Moscow is happy to let the Kosovo problem fester, if only because the Russians think that most Western governments have made a fool of themselves by accepting Kosovo independence and like watching the issue twist in the breeze. And with events in Greece moving in a more confusing direction as the Eurozone screams in pain, the blandishments of ‘Orthodox solidarity’ across the region as defined by Mother Russia will smoothly re-emerge.
This result poses a problem for the Kosovo leadership. To press ever harder to assert control over the remaining Serb-dominated areas of Kosovo in the north, perhaps provoking an open confrontation with Belgrade now led by someone who may have less of a problem behaving aggressively to defend Serbia’s position? Or start to think about cutting a dirty deal on partition?
All in all, is Nikolic’s election more a clear change of emphasis and style in a conservative old-style socialist direction rather than a dramatic lurch in an explicitly nationalist neo-Milosevicist direction? Maybe. There is likely to be some sort of ‘co-habitation’ with Tadic’s party in Parliament anyway. Serbia’s political elite is small – the jobs move to and fro between a fairly tiny number of people whatever the demoralised voters want, one reason why the turn-out was so low this time.
However, it is hard to see even Bill Montgomery persuading Nikolic to take the steps needed to cut Serbia’s constipated post-Yugo-socialist state processes and boost the economy. And those Serbs in Serbia and Republika Srpska who argue that the current arrangement of countries in the region is unstable and unworkable will feel empowered. I can’t see Serbia being much better off in four years’ time as old-style thinking and old-style people swagger back into prominence, even if they are wearing smarter European trousers to impress us all.

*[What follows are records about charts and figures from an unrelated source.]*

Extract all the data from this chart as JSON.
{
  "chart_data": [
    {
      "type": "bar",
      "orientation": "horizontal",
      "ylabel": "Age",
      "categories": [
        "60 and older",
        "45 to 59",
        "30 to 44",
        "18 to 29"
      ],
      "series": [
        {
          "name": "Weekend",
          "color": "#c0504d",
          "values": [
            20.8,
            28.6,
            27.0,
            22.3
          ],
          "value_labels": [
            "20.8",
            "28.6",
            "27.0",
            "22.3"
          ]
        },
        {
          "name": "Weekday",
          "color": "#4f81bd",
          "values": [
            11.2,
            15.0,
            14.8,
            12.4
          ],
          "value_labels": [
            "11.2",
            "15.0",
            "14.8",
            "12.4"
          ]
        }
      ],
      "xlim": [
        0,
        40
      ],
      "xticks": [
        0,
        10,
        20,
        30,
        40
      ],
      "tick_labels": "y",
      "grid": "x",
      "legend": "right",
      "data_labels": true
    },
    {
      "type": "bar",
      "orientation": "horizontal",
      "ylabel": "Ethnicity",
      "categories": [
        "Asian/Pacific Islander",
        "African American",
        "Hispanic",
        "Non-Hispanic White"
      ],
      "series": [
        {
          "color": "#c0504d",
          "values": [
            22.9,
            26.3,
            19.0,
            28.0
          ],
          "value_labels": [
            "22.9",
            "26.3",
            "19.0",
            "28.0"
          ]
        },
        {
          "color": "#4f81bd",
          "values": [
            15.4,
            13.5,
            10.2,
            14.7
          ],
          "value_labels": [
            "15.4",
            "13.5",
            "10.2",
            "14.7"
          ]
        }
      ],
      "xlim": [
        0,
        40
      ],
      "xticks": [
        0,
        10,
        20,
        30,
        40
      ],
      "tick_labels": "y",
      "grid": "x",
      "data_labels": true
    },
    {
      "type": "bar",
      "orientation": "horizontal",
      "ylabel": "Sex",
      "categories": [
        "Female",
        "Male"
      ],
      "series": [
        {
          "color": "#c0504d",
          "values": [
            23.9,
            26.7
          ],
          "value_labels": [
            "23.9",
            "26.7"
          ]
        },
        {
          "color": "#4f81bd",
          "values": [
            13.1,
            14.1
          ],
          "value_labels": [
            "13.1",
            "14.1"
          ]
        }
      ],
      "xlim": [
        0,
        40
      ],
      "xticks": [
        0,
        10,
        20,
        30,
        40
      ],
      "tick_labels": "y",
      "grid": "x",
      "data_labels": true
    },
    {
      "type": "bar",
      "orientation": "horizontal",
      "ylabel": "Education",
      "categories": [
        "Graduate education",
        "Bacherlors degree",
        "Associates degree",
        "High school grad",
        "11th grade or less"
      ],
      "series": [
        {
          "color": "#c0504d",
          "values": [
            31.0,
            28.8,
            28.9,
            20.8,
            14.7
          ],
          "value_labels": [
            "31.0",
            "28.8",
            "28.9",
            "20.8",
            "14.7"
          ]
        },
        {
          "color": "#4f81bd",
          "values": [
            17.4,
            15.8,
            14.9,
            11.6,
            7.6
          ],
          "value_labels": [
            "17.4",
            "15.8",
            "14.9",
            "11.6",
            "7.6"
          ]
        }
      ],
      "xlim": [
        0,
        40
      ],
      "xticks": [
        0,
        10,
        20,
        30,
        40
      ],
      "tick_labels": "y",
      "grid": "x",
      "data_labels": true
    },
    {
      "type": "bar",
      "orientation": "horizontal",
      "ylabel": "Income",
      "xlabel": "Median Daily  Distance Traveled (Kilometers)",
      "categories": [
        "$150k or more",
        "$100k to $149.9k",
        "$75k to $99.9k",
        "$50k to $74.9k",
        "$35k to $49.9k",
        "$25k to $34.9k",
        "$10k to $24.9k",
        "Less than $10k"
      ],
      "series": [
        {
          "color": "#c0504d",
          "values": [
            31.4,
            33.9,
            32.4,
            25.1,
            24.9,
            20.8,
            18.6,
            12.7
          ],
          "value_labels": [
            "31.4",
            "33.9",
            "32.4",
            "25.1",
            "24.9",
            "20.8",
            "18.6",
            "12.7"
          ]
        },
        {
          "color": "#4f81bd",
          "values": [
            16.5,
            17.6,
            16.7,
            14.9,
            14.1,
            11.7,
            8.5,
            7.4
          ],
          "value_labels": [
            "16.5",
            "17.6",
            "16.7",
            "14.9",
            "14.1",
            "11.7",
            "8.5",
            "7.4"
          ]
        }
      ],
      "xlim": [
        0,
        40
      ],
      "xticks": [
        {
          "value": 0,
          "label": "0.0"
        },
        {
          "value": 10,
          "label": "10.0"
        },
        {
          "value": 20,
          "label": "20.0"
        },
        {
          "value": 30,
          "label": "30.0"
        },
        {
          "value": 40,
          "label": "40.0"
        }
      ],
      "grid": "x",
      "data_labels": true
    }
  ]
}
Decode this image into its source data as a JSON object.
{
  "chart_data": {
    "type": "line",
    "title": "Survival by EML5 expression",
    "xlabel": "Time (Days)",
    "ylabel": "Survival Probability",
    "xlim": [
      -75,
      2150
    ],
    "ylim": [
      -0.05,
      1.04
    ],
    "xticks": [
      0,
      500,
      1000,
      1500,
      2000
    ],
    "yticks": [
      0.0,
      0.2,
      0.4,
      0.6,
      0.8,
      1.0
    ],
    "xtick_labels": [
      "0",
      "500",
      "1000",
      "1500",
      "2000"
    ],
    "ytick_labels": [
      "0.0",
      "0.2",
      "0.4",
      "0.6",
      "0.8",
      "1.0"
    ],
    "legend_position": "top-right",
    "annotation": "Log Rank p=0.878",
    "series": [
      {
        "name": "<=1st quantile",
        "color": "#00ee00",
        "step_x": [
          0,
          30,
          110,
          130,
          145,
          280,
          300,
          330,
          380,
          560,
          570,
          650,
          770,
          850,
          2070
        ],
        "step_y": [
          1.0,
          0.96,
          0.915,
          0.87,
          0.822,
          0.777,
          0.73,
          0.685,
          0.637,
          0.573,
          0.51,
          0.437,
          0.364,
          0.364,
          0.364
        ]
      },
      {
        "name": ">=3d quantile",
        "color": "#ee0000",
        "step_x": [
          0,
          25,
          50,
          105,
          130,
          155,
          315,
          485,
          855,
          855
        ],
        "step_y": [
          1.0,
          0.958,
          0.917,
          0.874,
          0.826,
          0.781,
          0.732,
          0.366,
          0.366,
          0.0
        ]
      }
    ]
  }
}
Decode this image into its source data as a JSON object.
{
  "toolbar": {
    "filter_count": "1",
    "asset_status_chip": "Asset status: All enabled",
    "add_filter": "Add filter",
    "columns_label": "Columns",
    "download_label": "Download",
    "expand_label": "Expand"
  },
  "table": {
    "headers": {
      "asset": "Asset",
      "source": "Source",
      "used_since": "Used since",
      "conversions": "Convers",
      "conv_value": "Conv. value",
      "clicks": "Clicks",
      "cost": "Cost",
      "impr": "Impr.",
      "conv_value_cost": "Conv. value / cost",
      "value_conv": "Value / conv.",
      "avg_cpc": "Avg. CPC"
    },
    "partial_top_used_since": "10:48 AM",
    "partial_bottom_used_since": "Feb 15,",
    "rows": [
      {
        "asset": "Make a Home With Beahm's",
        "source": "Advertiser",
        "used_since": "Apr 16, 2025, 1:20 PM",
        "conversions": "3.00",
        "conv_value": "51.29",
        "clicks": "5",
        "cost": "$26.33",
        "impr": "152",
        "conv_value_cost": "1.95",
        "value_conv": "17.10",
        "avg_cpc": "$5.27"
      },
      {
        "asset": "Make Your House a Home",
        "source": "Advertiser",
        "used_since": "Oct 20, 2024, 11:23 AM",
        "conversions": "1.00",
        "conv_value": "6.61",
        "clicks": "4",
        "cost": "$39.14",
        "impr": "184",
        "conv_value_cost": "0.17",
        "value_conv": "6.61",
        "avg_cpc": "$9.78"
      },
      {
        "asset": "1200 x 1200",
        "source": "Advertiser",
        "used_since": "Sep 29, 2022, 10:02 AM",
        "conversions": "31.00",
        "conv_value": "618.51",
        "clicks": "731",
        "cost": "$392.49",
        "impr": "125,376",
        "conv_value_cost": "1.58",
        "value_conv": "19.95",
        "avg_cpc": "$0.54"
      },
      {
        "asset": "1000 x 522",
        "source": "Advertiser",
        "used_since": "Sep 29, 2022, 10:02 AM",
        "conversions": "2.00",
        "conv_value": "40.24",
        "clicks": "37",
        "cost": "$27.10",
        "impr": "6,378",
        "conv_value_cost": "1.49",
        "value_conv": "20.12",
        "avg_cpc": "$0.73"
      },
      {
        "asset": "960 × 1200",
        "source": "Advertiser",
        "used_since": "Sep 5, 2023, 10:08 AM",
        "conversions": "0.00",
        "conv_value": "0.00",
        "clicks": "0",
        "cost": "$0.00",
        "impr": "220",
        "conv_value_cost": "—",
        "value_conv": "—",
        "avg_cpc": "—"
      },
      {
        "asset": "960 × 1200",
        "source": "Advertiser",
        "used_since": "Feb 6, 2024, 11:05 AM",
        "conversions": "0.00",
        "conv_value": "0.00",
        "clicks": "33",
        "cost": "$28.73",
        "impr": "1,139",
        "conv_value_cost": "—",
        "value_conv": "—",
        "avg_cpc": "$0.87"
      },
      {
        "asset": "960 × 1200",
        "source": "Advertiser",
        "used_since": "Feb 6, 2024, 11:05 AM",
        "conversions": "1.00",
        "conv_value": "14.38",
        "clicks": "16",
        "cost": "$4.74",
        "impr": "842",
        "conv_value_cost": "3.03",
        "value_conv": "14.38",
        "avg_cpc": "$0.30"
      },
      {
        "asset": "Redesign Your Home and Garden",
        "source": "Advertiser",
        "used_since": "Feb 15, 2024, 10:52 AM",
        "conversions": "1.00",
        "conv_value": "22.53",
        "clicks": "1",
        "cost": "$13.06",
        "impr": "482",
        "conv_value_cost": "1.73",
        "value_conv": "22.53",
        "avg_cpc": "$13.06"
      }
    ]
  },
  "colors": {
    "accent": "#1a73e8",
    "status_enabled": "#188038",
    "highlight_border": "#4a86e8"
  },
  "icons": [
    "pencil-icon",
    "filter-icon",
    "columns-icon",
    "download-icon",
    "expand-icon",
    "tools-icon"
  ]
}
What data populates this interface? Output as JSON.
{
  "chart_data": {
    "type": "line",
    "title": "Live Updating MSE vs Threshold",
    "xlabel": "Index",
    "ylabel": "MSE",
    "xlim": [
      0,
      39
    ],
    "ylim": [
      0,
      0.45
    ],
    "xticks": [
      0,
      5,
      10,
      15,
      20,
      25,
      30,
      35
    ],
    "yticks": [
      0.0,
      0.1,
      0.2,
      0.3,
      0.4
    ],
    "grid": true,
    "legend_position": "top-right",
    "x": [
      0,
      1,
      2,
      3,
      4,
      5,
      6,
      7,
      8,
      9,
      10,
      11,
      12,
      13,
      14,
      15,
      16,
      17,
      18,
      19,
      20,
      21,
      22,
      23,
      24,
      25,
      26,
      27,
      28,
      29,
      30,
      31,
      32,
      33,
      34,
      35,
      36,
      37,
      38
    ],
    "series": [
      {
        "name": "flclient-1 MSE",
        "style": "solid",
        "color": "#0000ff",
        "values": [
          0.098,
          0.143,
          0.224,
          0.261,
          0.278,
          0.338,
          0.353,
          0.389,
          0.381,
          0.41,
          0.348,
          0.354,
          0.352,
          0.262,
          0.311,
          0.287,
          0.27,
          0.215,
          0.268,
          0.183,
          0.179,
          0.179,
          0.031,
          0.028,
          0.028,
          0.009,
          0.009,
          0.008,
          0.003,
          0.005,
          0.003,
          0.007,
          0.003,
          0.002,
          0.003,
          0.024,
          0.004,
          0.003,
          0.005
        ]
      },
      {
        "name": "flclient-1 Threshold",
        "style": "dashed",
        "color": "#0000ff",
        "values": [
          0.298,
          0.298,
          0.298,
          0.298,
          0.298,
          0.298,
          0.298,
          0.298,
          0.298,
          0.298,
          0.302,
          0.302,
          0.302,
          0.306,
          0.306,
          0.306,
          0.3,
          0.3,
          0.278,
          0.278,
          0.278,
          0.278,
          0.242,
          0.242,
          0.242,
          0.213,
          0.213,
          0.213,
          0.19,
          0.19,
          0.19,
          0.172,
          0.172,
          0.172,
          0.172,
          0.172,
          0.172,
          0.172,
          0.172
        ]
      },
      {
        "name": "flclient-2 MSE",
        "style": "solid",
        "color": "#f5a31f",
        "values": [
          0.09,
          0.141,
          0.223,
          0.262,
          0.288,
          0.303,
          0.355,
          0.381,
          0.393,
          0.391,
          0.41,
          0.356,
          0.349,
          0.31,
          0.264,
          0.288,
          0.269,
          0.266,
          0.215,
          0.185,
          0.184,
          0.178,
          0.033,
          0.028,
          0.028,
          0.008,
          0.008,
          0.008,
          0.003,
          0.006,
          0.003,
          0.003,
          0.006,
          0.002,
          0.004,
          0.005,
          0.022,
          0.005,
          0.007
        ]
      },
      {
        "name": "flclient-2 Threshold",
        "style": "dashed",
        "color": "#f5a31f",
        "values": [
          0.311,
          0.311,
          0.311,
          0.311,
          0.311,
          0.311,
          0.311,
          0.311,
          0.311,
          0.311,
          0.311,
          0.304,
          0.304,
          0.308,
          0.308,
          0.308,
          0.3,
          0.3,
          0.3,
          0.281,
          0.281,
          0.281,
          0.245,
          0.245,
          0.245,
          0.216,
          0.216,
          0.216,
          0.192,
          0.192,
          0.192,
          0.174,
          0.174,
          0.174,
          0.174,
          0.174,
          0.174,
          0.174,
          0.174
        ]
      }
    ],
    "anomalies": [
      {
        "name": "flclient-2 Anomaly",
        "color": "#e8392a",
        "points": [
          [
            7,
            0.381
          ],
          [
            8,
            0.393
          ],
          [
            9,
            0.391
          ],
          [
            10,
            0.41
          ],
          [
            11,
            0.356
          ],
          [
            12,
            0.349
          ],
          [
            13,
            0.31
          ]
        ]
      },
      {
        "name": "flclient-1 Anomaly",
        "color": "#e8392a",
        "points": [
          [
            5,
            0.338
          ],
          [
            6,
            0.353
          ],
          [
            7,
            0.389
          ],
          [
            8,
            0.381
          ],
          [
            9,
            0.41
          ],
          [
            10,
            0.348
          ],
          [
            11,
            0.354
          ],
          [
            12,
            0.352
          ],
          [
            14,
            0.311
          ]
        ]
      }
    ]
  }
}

The EU in Brussels will now have to take a deep breath and decide how best to play its hand. Hang tough on Belgrade while the Kosovo issue drags on? Or call Nikolic’s bluff and accelerate moves to integrate Serbia towards EU processes as the best chance of keeping things under control?
Or heave a sigh and decide not to spend much time on the whole sorry stagnant region while the whole EU project is in such a sorry state? Much to Moscow’s cynical amusement.